Mardina saw the one Cura meant. Standing on the window, above the vacuum, the third bottle contained a girl, slightly younger-looking than the rest, but just as bewildered. Just for a heartbeat she seemed to be aware that everybody in the hall, including the Sapa Inca, was looking at her. Fear creased her soft face.

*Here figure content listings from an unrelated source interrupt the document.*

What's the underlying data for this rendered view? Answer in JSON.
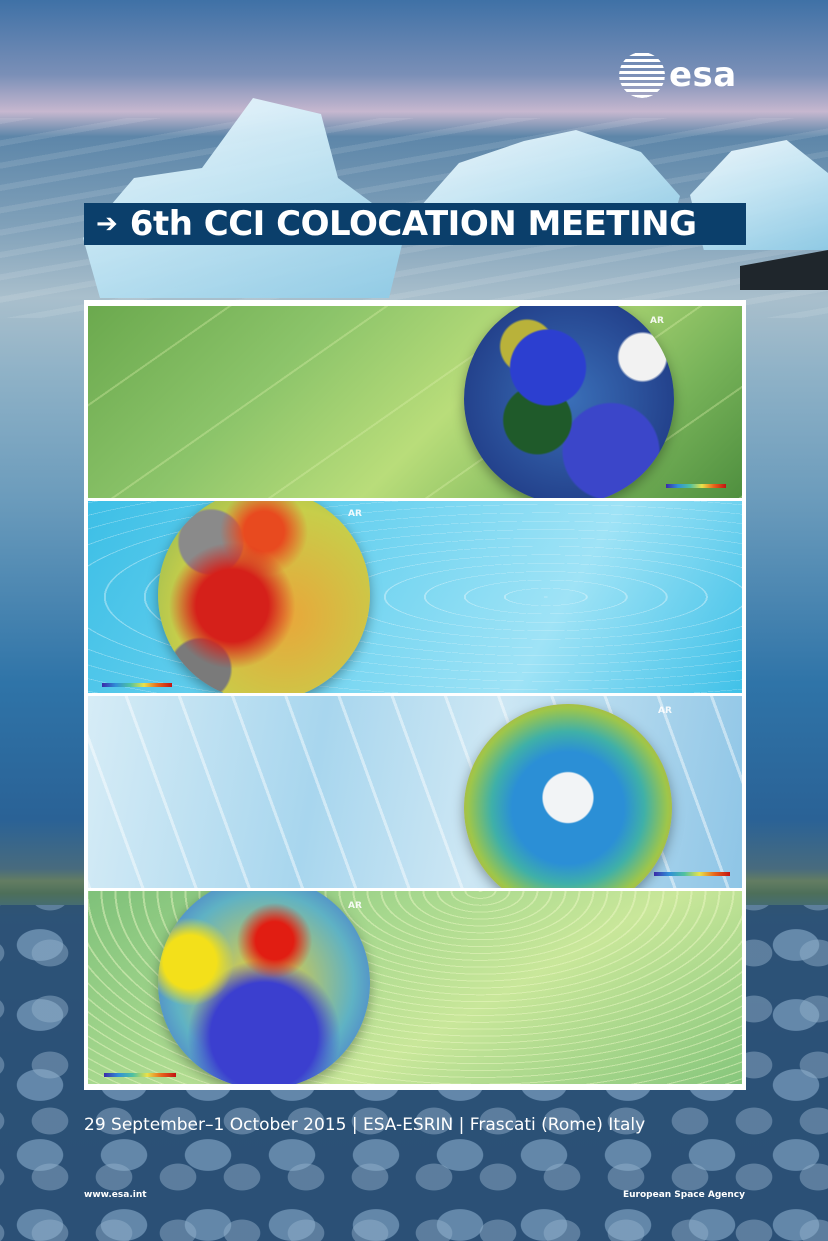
{
  "header": {
    "logo_text": "esa",
    "logo_icon": "esa-logo-icon"
  },
  "title": {
    "arrow": "➔",
    "text": "6th CCI COLOCATION MEETING"
  },
  "panels": [
    {
      "name": "leaf-panel",
      "ar_label": "AR"
    },
    {
      "name": "water-panel",
      "ar_label": "AR"
    },
    {
      "name": "ice-panel",
      "ar_label": "AR"
    },
    {
      "name": "fields-panel",
      "ar_label": "AR"
    }
  ],
  "footer": {
    "event_info": "29 September–1 October 2015 | ESA-ESRIN | Frascati (Rome) Italy",
    "url": "www.esa.int",
    "agency": "European Space Agency"
  },
  "colors": {
    "title_bar": "#0b3f6b",
    "text": "#ffffff"
  }
}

Then a hatch opened beneath her. The puff of air in her bottle expelled her in a shower of crystals—frost, Mardina realized, condensing from the vapor in the warm air. Already falling into space, the girl looked up, her mouth open. Just for an instant she seemed not to have been harmed. Then she tried to take a breath. She clutched her throat, struggling in the air like a stranded fish, and blood spewed from her mouth.
All this just a few Roman feet from Mardina. People crowded so they could see her through the windows. They laughed and pointed, and some imitated the girl’s helpless, hopeless struggle, as she receded from the window.
“You are not of our culture,” Cura whispered in the ears of Mardina and Clodia. “But can you see why this is done? Yupanquisuyu seems strong, solid. Yet just an arm’s length beyond this window lies death—the Gaping Mouth. The Sapa Inca reminds us all of what will become of us if we fail to maintain the integrity of the habitat, even just for an instant. And it is just as the gods hover, angry, cruel, vengeful, an arm’s length in any direction from our world. It is only the Sapa Inca and the order he imposes that excludes them from the human world. Do you see? Do you see?” She stroked Clodia’s head. “And do you begin to see, now, child, why it is that you must die?”
The ejected girl had stopped struggling, to Mardina’s relief. She drifted slowly away from the habitat, and then, as she fell out of the structure’s huge shadow, she flared with sunlight, briefly beautiful.
55
Quintus Fabius walked to the crest of the ridge with Inguill the quipucamayoc, Michael the medicus, and a handful of his men: Titus Valerius, Scorpus, Orgilius the aquilifer with his standard, and Rutilius Fuscus, the century’s trumpeter.
Once more, in the light of the new day, Quintus inspected his position. They were close to the hub here, having completed, with Inguill’s help, their surreptitious journey from the western coast of the ocean by train and other Inca transports. They were in the foothills that characterized this part of the habitat—but just here they were in a relative lowland, a wide valley cut by a river fed by glacial melt. And beyond, the hub mountains rose up, clinging to the steel face of the hub itself.